Pentose Phosphate Pathway (PPP) (D): Oxidative PPP generates NADPH and ribose-5-phosphate from glucose-6-phosphate but does not fully oxidize to 2 pyruvates. Non-oxidative PPP recycles intermediates; incomplete for the specified products and active in both genera.

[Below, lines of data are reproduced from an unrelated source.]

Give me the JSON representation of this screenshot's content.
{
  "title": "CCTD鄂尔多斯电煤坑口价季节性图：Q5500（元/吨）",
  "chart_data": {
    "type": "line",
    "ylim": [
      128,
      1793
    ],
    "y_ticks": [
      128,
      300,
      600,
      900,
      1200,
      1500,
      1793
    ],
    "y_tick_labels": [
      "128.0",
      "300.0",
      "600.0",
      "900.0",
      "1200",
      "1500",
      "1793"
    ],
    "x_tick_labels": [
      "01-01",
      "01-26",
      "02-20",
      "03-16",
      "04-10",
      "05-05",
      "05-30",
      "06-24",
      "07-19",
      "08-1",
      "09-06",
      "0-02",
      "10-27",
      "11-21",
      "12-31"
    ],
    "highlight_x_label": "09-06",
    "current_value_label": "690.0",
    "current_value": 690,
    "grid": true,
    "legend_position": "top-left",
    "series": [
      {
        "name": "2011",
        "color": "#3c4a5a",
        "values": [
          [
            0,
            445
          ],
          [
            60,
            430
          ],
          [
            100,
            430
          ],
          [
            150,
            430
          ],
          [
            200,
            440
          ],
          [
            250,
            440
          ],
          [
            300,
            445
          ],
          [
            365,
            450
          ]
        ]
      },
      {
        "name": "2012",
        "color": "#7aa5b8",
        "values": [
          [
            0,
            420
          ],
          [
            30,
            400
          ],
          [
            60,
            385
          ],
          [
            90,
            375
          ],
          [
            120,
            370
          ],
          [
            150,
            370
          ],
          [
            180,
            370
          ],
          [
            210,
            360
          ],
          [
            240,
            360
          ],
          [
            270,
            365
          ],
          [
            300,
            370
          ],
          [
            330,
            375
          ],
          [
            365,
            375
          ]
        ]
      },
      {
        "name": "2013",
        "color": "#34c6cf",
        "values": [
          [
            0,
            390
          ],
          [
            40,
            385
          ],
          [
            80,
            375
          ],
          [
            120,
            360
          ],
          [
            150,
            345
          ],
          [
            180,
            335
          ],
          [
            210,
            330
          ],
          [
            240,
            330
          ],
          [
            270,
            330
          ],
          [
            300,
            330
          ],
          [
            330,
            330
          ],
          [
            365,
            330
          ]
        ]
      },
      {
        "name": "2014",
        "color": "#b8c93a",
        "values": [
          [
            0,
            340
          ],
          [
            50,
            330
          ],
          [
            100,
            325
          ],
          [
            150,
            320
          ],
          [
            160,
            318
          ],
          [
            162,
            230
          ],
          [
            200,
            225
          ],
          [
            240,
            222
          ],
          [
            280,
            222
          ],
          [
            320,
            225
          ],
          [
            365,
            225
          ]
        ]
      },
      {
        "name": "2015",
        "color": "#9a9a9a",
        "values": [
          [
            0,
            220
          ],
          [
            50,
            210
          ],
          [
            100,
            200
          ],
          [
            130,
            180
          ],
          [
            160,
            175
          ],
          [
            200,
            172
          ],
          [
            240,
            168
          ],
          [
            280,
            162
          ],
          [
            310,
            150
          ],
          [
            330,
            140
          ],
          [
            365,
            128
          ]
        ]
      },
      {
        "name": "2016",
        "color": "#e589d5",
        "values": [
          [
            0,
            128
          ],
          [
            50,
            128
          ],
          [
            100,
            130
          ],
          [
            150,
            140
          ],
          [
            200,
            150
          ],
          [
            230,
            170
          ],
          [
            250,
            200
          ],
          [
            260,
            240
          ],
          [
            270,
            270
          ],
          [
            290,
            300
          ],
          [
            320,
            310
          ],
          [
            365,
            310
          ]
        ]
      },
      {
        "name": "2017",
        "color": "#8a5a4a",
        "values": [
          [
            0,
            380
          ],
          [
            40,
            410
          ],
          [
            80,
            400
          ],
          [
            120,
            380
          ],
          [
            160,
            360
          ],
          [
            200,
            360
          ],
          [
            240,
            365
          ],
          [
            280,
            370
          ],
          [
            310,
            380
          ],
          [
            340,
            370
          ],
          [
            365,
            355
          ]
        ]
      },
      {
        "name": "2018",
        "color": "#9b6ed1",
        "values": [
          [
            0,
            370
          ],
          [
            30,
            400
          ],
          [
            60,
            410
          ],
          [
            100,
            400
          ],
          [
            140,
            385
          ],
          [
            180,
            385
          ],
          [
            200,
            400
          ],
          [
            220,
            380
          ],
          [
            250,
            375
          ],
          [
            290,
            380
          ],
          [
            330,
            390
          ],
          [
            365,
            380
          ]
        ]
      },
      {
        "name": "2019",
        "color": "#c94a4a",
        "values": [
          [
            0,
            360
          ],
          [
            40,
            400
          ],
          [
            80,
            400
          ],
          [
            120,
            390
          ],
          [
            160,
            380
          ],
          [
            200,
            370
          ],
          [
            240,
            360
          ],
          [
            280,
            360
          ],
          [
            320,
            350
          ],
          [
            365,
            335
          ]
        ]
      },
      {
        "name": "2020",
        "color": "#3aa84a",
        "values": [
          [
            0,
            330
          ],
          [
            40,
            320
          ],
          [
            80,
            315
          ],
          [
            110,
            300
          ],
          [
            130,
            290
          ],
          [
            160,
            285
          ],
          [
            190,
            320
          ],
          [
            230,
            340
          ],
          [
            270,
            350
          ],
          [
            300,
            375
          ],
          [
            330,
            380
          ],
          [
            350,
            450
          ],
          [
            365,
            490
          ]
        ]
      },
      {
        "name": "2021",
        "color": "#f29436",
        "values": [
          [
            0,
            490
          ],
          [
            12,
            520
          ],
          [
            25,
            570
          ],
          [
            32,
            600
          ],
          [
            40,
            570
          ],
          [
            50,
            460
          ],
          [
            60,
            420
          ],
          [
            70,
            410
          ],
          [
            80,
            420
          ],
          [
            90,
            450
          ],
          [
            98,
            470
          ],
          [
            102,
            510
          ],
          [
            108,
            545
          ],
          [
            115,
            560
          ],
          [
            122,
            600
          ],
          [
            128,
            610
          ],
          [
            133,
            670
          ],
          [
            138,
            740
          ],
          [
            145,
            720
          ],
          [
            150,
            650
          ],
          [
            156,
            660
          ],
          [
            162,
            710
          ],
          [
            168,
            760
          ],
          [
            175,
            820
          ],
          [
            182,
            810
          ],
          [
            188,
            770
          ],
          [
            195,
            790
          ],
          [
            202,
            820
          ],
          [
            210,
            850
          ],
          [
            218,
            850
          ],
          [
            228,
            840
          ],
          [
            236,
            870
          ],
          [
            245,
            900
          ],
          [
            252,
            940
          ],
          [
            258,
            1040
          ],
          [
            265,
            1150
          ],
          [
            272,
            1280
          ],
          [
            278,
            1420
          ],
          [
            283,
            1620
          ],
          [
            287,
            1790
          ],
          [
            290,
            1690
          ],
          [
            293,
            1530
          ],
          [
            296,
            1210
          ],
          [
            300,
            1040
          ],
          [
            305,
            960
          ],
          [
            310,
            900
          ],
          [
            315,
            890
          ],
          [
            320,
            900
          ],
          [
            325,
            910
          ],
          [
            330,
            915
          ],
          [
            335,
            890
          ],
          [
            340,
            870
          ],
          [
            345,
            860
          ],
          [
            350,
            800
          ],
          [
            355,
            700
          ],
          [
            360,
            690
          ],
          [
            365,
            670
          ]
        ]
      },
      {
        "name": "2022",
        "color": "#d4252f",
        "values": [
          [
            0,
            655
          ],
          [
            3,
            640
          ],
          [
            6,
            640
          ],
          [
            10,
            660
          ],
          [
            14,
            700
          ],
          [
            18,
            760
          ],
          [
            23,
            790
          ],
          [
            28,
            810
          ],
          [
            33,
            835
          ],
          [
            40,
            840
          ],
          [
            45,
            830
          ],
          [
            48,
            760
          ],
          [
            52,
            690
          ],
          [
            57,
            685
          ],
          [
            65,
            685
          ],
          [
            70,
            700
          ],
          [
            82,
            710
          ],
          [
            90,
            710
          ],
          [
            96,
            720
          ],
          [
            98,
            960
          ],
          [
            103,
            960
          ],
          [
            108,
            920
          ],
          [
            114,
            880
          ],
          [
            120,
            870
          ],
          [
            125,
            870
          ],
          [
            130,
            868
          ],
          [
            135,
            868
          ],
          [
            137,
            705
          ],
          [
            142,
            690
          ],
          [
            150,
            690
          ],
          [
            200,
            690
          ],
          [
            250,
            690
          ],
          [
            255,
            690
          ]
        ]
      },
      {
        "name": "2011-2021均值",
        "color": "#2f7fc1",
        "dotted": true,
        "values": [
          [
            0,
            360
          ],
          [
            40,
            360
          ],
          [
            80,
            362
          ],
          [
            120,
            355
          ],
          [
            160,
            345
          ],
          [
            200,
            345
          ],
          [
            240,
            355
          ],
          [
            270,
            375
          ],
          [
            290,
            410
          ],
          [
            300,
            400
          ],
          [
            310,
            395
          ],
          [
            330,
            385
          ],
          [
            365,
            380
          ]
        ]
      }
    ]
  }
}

The Entner-Doudoroff pathway represents a unique bacterial glucose catabolism route, oxidizing 1 mole of glucose to 2 moles of pyruvic acid alongside 1 mole each of ATP, NADH, and NADPH specifically in Pseudomonas spp. but absent in Bacillus spp. This distinction is crucial for CSIR NET Life Sciences aspirants tackling microbial metabolism questions.

Pathway Mechanisms

ED pathway bypasses EMP’s phosphofructokinase step: glucose → glucose-6-P (hexokinase, ATP used) → 6-phosphogluconolactone (G6P dehydrogenase, NADPH) → 6-phosphogluconate → KDPG (dehydratase) → pyruvate + GAP (aldolase); GAP yields second pyruvate, NADH, and ATP via EMP lower half. Pseudomonas relies on ED (up to 95% glucose flux), often via periplasmic oxidation.

Bacterial Specificity

Pseudomonas (e.g., P. putida, P. aeruginosa) uses ED due to lacking key EMP enzymes, channeling glucose via gluconate/6PG. Bacillus (Gram-positive, e.g., B. subtilis) employs EMP (60-70% glucose flux) + minor PPP, lacking ED enzymes like KDPG aldolase.

Comparison Table

Pathway Glucose to Pyruvate ATP NADH NADPH Pseudomonas Bacillus
EMP (B) 1 → 2 2 2 0 Present (minor) Primary 
ED (C) 1 → 2 1 1 1 Primary  Absent 
PPP (D) Partial 0 0 Multiple Minor Minor 
Gluconeogenesis (A) Reverse Consumes Varies Varies Anabolic Anabolic

ED’s lower ATP yield suits rapid growth in nutrient-rich environments, providing NADPH for biosynthesis. Master this for CSIR NET success in molecular biology and microbiology sections.